Куда подевалось молодое мужество пробудившейся Турции, которая, испытывая отвращение к собственным действиям, опомнилась, хвалилась, что остановит развязанное в Сирии Абдул-Гамидом уничтожение народа, а также хвасталась, что залечила раны той варварской бойни, в ходе которой на алтарь Аданы
[98]
было принесено 20 тысяч человеческих жертв? Но я не стремлюсь докопаться до причин ее действий, которые для нас останутся навсегда непонятными. Я понимаю, что мы здесь сталкиваемся с одним из тех дел, которые неожиданно и непонятно, словно сумасшедший, творит это правительство. И жестоко разрушаются все прекрасные добродетели, не без усилий выращенные нами в сердцах этих людей. Что сказал бы революционер Энвер, если бы из-за него весь османский народ был приговорен к смерти? Или я должен верить голосам, которые мне в ночных беседах шепчут: вся вина на нем? Молодая Турция, обманным образом вселившая в нас огромное доверие к ней, творец магометанского государства, должного стать мусульманской великой державой, предстает в своих собственных владениях не менее дряхлой и болезненной, чем ее более старые предшественники.

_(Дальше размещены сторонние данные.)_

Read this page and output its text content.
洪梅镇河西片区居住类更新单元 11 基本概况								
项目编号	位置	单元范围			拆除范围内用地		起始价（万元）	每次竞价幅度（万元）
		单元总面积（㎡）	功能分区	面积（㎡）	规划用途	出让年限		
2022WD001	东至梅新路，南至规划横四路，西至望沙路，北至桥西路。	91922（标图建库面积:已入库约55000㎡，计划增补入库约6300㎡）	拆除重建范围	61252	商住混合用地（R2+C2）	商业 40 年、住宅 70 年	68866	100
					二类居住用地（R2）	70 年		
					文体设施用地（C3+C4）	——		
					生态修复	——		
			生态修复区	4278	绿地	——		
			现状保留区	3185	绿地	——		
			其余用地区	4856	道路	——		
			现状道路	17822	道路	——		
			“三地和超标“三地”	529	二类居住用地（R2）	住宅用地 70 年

Так и будут соседствовать друг с другом обе части между смертью и жизнью. И, как всегда, ислам, использованный и оскверненный ради неблагочестивых целей, здесь также становится прикрытием всех преступлений. Эта религия утратила свою творческую силу и давно перестала проявлять свое господство над благородным магометанином Запада. Он чувствует себя полнейшим европейцем, воспитание которого часто ограничивается ношением новых национальных одежд и другими формальностями. Законы Корана служат ему для охраны и как щит против угроз извне, а если надо, то и для оправдания всяческого произвола, противоречащего принципам гуманности. Однако тайная власть этих законов не затрагивает его души. Они могут быть хороши для грузчика, продавца изюма, для народных масс, для многих сотен тысяч бедняков, которые являются подлинным богатством этой страны. Их трогательные и благочестивые сердца при всей слабости и робости и сегодня святы. Ослепленные суеверием отцов, они лежат скованными во мраке лабиринта, в который привел их Коран с таким удивительным и гибельным безразличием и хладнокровием. Из такого состояния их не сможет пробудить даже священная война. Затвердевшая рука Магомета давит своей тяжестью на этот народ. Его мужчинам не свойственен святой гнев недовольства, пробудивший из вековой спячки массы западного пролетариата. Женщины же этого народа, запертые в деревянных клетках, подобно пойманным зверям, рожают несвободных и хилых детей. Однако доброе послание нового исламского пророка было бы призвано искупить это проклятие. И тогда проявились бы силы, которые по-иному и творчески преобразовали бы душу народов Магомета в соответствии с новым учением. Его верховный принцип мне изложил один француз: «Ouvrez le harem et fermez le Coran
[99]
». Этот пророк проклят на то, чтобы никогда не родиться.